For me,  I use a clean, clear, transparent adjustment layers...located on the half circle icon on the bottom of the main Layers Pallet.  You can use curves or levels.  When get into your curve... pull the RGB curve up from the center about 1/2 unit.  You will see your image and skin lighten amazingly.  This a global adjustment and affects all of the image.  Leave the adjustment just a little bit lighter than you need.  NOW, for the good stuff!! Hit command or control I to invert the layers white mask into a black mask.  When you do this...your brightening will disappear.

You do your magic with adjustment layers by painting on that black mask with a LOW opacity 4% soft white brush.  As you paint with the white brush...you will be brightening just the underlying skin brightness.  You DO NOT need any nasty un-accurate selections...just paint on the skin with the brush.  You will have to go over it 10 times to get a full lightening effect on the skin with such low opacity...but at least your strokes wont ever show!

The advantage of adjustment layers is that they are clean, clear, totally adjustable, they can do lightening, or color correction, and you can change your artistic mind without time or quality penalties. And NO selections needed.

Depending on your skin situation...you might need a second adjustment layer to do even more selective lightening...but you can use as many adjustment layers as you want or need.  Remember...you can paint in this lightness under the skin anywhere you want... and however strong you want it to be artistically.  It is very powerful to be able to paint with light... under complete artistic control... after the fact.   

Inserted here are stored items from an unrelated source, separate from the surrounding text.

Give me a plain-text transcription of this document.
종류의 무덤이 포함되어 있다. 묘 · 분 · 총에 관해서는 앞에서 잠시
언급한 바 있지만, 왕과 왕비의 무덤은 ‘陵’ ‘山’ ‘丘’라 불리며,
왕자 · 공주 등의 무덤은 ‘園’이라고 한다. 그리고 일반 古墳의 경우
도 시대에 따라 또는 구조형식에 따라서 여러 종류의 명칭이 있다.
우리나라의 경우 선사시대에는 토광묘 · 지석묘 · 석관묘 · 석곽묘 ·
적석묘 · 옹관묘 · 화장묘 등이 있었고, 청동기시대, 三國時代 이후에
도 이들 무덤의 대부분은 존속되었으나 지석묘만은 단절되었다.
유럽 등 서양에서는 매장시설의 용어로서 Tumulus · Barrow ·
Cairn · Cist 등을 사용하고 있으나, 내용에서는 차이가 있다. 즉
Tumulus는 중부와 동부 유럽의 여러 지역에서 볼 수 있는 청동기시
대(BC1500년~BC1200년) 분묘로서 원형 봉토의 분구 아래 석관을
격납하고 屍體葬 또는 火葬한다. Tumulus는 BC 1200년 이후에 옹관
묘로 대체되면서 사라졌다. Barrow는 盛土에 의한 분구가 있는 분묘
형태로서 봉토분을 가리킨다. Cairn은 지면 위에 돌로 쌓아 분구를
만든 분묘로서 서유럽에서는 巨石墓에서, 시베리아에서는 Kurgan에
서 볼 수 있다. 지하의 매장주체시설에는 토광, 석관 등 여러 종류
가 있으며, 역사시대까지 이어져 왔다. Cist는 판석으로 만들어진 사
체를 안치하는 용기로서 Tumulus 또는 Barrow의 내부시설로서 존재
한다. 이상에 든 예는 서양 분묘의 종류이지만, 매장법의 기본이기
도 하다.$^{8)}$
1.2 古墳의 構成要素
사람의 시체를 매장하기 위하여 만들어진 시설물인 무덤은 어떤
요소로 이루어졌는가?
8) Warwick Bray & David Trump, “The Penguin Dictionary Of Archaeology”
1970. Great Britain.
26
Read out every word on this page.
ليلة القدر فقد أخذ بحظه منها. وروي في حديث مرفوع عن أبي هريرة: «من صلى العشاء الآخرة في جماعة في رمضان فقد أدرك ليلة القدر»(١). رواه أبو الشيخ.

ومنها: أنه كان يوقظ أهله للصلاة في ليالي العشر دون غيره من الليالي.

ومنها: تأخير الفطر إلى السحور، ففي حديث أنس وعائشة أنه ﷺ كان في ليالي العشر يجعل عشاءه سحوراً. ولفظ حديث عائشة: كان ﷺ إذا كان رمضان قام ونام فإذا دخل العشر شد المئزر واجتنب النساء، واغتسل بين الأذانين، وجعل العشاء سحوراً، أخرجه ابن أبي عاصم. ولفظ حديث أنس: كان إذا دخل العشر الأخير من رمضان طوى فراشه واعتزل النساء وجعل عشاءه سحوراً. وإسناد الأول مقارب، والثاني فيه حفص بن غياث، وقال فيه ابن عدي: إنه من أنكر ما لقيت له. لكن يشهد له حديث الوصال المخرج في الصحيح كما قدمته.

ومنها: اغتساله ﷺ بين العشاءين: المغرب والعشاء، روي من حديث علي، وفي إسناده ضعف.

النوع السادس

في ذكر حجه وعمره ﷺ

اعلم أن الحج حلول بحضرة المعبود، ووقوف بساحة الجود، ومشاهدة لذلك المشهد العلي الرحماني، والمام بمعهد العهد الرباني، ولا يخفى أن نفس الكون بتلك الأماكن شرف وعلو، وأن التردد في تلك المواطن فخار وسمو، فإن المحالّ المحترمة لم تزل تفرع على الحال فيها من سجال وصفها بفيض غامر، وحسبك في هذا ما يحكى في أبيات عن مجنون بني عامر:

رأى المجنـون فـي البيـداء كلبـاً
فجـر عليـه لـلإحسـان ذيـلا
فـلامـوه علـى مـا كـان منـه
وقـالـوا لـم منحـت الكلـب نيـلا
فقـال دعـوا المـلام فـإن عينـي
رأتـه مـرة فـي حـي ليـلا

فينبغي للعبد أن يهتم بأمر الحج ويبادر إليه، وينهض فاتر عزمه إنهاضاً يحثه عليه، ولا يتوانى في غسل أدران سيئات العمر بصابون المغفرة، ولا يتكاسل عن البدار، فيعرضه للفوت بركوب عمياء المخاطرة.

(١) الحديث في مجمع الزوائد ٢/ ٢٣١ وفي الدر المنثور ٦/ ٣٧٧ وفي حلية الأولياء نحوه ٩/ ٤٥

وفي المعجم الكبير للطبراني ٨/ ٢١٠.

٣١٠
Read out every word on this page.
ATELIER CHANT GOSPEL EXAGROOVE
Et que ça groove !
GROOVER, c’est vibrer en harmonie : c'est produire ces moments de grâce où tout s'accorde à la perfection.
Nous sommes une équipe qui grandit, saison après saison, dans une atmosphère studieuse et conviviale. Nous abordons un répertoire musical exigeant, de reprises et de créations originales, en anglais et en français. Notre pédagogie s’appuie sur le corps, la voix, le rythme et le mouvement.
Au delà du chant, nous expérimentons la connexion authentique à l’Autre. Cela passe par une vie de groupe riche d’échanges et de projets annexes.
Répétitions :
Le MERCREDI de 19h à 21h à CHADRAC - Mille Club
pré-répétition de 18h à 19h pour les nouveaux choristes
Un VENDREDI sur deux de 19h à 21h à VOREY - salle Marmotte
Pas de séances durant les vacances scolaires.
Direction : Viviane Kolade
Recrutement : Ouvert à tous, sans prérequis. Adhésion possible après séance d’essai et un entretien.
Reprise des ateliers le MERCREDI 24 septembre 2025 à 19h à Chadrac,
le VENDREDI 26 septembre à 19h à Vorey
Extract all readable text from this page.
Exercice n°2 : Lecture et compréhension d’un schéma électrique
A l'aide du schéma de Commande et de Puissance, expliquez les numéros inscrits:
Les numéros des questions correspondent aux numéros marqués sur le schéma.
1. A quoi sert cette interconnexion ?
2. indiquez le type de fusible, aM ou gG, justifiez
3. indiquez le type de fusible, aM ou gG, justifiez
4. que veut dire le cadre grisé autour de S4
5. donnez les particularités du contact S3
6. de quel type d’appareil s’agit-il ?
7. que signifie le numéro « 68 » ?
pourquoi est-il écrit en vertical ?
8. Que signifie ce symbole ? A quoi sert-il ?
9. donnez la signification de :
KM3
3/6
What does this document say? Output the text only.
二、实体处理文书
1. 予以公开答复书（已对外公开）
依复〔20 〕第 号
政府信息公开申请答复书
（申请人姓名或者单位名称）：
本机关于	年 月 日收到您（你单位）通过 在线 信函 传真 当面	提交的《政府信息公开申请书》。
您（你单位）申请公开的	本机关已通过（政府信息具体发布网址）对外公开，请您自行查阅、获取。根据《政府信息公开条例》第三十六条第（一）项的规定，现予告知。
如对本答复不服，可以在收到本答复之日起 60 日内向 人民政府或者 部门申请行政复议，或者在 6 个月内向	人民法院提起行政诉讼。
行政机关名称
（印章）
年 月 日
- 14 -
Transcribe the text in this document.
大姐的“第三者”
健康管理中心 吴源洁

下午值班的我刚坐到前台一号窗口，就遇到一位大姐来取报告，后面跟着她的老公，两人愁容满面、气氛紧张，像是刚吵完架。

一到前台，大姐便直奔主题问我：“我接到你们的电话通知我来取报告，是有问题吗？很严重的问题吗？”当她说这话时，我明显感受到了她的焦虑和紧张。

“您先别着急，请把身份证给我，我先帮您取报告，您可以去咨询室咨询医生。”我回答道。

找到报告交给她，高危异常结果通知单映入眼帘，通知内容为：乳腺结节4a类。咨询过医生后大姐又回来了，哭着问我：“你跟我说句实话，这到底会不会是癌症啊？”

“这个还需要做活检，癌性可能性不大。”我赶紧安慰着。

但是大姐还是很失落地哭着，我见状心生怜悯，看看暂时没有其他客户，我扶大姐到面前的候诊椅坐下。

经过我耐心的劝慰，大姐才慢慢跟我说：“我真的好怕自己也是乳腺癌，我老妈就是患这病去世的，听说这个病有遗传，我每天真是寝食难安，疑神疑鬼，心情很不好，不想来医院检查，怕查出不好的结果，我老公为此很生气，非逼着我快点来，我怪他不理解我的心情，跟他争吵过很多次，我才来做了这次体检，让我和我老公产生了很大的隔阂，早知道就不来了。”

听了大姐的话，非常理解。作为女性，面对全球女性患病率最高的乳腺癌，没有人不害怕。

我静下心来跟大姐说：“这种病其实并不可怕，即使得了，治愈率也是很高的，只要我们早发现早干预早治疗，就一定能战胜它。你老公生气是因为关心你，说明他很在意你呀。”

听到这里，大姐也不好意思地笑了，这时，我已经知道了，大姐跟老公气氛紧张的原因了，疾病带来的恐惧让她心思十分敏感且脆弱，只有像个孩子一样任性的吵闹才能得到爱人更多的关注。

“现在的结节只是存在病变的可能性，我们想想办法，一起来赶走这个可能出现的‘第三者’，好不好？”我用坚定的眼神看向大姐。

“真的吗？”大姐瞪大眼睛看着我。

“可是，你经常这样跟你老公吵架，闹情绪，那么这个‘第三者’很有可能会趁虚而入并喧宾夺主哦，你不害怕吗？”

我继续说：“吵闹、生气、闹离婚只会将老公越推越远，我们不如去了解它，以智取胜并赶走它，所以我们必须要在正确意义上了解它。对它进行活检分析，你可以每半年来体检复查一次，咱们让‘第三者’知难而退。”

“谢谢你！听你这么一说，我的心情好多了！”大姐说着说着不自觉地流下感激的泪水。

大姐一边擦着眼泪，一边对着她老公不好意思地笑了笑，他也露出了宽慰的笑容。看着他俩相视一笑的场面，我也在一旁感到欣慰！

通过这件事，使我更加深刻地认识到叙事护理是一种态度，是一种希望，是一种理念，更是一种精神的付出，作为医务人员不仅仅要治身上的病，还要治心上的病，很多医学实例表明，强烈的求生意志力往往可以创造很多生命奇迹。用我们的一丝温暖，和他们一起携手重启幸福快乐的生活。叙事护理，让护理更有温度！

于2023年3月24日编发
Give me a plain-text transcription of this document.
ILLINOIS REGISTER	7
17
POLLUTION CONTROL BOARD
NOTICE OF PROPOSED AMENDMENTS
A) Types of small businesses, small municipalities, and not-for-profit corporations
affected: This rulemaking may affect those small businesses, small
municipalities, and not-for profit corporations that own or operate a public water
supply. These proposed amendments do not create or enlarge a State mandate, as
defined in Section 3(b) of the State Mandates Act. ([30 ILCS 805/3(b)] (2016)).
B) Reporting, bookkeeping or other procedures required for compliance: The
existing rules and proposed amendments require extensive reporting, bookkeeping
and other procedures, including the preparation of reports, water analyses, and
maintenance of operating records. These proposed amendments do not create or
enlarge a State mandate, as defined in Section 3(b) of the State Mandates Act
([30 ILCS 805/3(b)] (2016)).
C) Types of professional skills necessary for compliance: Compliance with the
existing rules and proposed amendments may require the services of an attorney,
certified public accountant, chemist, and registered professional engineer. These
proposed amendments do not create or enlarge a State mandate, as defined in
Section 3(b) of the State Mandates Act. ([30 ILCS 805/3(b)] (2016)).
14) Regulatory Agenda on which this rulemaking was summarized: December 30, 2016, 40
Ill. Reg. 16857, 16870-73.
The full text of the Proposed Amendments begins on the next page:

Later on...you can use an adjustment layer to paint Playboy skin color onto your models...just go into the Red and Blue Curve Channels on the curve panels.  On the red curve channel go to the top right point... pull the top end point left just a bit... and then go to the blue curve channel... and pull the top end point down and to the right a little...that will give you the bright healthy skin colors you see in production magazines...and you can adjust it till you get just the exact color corrections YOU like the best.  Just keep on adjusting the curve till the artist in you is happy.

Good luck.

Ray

Mar 17 16 03:02 pm Link

Retoucher

3869283

Posts: 1464

Sofia, Sofija grad, Bulgaria

E Thompson Photography wrote:

I can see how that would apply...Anchev. In my experience in using this method, I've not had a banding problem. I'm not making large shifts in exposure, usually no more than 1/2 a stop, as I'm using this method to match the luminosity of a face with a body most because the face is darker that the body due to sun exposure. I'll give your method a try however.

It is not really my method. Just sharing what I have found. Or course I am discussing extreme cases because only in extreme cases the actual issues can be found and compared. If one only wants to keep the work in LR and not retouch images in Photoshop - one can use the tools in LR.

The main point is that the very process of raw conversion is a destructive operation and the more adjustments you make in this step, the more you add to the destruction, especially if it is a local adjustment. So if you are going to retouch the image, the only thing I recommend doing in raw conversion is WB and exposure and even those should be done carefully.

I think I have mentioned this before: actually even WB adjustment is destructive because the original hardware WB is the so called UniWB + it is linear. Any process which moves the data bits away from the original linear raw sensor data is already a change, i.e. a destruction. But as it is fairly tricky to adjust WB with adjustment layers and keeping the linear data is not something ACR offers, for general use in a 16-bit workflow it is acceptable. But if you want to squeeze every bit of quality from the original data, then you should start as raw as possible.